Many horror films strive, at least in theory, for capital-R “Realism”, the better to juxtapose against the frenetic or fantastic forces and/or events that hopefully/invariably spring forth once all hell has been properly loosed. In its unfussy authenticity on multiple levels, Watcher is on this front a technical exception that helps illustrate the rule, and demonstrates the comparative inadequacy of similar good faith efforts by even the best of its peers. The film is beautifully written, shot, and acted, with a premium placed on evocative sense of place and effective but unmannered reaction to and action within it. Julia and Francis talk to each other in a wholly unremarkable, still strangely special manner that neatly hurdles stuffy naturalism, much as you would with your own significant other, no more and no less. The couple is unfailingly relatable, their decisions understandable, their motives unimpeachable. Try as one might, with or without electronic assistance, any list of notable movies taking place in Romania will likely end before it has had much chance to begin, but the working class Bucharest setting is also crucial to Watcher’s success. Okuno purposely posits the ancient city as another world entirely, presenting a unified front of language and custom not just foreign but impenetrable, where the heads that poke from the shadows of hallway and alleyway alike never stop chattering or casting aspersions/sideways glances. Even when recounting the most outre details of the Spider’s crimes – even when Watcher itself eventually, irrevocably escalates – Okuno’s writing never strains credulity or makes a narrative misstep.**

**Never one to miss the obvious point, I really can’t overstate how vital it feels to me that “Watcher” has a woman at its helm as both writer and director. Previously known, if at all, for her part in co-directing the gnarly found footage sequel “V/H/S/94”, Okuno’s work on “Watcher announces her as a major talent to watch. I’m not suggesting this story couldn’t be told by a man – it has been before, in fact, many times – just that it would almost certainly not only yield an appreciably different result in general, but also greatly suffer from her specific absence. 

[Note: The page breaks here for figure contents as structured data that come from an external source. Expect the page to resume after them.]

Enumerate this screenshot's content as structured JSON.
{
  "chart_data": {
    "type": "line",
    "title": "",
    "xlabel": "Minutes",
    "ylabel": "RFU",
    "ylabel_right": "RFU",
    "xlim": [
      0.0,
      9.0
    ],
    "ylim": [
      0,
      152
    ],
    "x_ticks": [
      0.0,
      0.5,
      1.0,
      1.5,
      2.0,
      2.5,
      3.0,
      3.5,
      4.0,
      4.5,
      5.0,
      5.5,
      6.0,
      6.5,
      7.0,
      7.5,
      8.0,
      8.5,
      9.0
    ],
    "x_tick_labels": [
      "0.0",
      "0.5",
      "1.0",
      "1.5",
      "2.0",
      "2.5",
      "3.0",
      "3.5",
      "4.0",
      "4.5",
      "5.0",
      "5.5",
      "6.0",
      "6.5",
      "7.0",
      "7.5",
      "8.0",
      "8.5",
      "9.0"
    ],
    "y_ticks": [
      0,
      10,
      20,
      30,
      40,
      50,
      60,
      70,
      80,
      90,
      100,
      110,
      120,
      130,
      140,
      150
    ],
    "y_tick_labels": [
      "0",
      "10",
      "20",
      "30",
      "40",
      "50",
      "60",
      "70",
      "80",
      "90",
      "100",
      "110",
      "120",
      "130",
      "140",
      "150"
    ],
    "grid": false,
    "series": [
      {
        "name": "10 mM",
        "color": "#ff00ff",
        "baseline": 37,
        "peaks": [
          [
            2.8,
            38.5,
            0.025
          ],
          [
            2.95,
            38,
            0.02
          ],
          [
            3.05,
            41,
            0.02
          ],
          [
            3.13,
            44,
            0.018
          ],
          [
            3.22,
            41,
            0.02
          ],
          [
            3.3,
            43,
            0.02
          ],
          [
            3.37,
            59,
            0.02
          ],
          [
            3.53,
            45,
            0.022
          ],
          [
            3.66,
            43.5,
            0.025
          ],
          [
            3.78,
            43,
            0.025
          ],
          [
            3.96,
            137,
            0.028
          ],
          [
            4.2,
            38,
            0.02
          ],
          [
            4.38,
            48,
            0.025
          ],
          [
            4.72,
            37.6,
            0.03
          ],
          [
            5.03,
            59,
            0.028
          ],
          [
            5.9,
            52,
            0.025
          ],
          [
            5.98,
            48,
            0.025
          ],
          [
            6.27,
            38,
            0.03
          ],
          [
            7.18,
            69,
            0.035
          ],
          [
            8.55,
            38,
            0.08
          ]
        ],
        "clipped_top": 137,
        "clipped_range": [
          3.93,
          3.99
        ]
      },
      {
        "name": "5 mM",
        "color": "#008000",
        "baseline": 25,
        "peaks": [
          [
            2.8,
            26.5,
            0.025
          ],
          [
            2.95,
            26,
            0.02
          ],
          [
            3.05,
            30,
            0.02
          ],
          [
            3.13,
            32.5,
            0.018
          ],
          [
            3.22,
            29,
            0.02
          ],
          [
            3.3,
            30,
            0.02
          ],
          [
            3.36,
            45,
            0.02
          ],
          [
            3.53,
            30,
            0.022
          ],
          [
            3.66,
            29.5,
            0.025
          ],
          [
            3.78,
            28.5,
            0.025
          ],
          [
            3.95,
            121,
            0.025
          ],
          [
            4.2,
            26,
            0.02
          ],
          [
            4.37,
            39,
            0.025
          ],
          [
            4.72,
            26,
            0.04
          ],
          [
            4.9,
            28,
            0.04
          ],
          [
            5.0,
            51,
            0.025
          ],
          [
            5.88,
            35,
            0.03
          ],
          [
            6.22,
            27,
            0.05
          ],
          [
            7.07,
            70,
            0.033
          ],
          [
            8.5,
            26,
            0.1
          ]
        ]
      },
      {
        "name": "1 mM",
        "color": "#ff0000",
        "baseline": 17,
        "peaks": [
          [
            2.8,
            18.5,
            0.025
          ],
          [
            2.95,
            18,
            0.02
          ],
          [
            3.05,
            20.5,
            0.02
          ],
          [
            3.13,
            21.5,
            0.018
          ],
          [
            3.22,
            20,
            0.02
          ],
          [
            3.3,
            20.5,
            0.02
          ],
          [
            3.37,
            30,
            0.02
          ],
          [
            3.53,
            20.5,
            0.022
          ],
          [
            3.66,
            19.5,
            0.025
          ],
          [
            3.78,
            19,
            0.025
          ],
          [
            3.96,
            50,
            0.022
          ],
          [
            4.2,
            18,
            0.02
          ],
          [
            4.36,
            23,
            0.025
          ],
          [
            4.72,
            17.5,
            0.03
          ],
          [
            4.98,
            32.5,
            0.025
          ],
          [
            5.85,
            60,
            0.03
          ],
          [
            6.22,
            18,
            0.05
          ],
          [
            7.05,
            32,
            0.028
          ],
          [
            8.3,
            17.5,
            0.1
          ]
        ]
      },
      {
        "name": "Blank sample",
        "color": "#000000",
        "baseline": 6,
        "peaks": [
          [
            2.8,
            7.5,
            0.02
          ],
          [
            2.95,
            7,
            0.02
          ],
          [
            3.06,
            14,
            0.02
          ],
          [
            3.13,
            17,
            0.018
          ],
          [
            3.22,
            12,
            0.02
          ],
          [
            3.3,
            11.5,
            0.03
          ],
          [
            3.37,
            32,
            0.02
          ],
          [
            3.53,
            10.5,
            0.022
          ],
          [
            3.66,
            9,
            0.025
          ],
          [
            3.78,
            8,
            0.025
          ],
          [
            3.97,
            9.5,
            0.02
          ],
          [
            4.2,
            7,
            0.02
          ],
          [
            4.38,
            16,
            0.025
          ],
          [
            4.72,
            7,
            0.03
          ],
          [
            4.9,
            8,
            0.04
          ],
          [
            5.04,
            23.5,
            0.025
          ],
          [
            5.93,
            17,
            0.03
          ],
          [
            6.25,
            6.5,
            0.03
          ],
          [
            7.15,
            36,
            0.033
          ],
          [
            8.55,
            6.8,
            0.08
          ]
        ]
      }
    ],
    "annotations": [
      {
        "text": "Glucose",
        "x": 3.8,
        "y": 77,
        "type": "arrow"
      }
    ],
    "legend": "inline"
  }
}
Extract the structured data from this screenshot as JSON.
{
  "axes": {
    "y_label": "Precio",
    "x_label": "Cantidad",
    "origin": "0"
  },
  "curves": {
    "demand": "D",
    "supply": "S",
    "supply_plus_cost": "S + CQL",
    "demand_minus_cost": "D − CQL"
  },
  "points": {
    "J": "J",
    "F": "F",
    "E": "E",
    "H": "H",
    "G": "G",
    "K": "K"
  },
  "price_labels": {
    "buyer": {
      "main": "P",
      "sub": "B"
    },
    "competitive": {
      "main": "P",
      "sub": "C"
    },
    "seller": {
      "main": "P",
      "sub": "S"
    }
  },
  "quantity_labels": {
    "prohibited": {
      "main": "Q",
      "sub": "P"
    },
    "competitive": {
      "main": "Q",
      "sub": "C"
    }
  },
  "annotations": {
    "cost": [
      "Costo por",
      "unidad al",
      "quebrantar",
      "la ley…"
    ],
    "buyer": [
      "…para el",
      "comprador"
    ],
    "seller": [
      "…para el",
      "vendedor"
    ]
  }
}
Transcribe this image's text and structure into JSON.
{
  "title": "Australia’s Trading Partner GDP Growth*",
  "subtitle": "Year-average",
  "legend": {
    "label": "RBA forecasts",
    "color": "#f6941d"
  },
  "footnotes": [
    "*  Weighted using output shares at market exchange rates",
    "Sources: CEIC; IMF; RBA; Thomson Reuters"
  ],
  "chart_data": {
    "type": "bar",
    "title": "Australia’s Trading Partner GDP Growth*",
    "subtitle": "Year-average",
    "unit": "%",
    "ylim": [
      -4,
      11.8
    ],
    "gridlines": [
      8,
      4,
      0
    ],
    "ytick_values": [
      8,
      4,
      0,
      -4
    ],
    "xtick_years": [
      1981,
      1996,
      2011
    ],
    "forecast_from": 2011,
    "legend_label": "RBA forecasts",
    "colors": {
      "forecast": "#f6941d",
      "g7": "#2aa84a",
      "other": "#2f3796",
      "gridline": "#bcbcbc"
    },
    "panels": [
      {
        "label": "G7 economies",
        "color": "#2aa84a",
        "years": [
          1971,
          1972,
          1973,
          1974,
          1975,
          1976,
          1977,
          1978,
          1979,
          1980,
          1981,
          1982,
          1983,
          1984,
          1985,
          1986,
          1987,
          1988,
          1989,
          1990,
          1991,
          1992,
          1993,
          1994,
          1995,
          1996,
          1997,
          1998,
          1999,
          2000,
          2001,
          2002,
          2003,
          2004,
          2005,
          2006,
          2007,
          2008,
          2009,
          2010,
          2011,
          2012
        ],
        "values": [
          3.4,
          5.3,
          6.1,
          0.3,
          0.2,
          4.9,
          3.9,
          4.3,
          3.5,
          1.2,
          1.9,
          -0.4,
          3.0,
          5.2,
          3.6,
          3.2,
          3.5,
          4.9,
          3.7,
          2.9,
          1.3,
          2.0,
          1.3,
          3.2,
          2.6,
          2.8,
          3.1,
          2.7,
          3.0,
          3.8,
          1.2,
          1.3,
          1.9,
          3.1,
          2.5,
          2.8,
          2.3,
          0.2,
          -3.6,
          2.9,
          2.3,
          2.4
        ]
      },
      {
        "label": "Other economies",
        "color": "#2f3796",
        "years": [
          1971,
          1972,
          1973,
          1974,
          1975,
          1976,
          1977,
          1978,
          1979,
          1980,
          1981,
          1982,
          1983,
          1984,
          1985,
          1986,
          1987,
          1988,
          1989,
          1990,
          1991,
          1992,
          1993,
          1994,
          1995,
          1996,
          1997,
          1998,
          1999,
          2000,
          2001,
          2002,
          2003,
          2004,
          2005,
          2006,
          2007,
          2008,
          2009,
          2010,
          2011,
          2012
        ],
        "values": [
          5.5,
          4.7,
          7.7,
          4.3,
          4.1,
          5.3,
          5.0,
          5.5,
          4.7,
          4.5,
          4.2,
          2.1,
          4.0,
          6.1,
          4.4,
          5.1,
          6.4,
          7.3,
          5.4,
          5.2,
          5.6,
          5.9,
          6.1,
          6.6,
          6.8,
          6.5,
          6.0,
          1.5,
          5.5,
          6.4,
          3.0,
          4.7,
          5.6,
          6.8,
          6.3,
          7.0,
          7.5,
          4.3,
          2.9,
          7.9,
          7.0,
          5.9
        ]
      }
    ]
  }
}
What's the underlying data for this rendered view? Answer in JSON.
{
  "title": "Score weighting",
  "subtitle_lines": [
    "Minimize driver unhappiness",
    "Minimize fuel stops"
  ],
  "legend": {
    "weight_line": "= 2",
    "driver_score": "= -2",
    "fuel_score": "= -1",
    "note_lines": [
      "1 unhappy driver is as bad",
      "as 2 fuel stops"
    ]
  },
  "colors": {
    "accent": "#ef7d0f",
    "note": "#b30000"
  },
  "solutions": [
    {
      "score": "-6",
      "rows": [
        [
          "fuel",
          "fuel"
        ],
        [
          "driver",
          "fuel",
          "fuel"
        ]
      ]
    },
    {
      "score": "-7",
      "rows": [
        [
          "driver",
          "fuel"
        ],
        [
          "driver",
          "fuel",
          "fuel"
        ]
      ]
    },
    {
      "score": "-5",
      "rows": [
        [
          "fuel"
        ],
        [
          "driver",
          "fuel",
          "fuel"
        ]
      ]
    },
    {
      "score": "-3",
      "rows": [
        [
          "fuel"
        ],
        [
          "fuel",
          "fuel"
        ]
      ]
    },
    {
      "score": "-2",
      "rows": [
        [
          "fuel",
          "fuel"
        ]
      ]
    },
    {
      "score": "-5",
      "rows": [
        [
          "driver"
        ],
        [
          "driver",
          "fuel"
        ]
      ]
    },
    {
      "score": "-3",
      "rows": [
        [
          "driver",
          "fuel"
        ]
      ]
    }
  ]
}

It bears repeating how noteworthy Watcher is for its lack of salacious visual extremes that have been the hallmark of so many recent horror movies. Nothing really happens here that could not have been pulled from or provided fodder for a superior (and gripping) true crime novel. Indeed, Watcher suggests so much yet shows so little that by the time things finally do get grisly, the impact is heightened exponentially. Okuno instead focuses on this single character, charting her emotional erosion and evolution as she is confronted with threats on a variety of fronts, none, of course, more serious than the seemingly benign face in the window across the street, in the theater, in the market (and, later, much closer) – featureless before gaining scary, incremental definition. Holding the film together, even as her grip on the situation falters, is Maika Monroe, who projects the perfect balance of strength and vulnerability as Julia. Here is an ordinary young woman already navigating aggressively unfamiliar terrain who is accosted from outside before she could construct any kind of support system. Francis is well-meaning but increasingly ineffectual. Her neighbors are self-interested and unimpressed. The police are friendly but useless. Okuno and Monroe show Julia thinking on her feet, building up to break down again, recalibrating as the threat inches ever closer. The streets of Bucharest are often empty and ominous here, and Okuno has a striking way of framing and lighting her shots that reliably imparts menace to the commonplace. Watcher is an appropriately deliberate movie, but when it strikes, you definitely feel it – the desperation, mind reeling, heart racing; the pillowcase, as if over your own head; the blade against your neck, pressing down. And the gun in that desk drawer over there, tantalizingly out of reach…

NOTE: Watcher is available for rent or purchase from most outlets, and to steam via the Shudder app.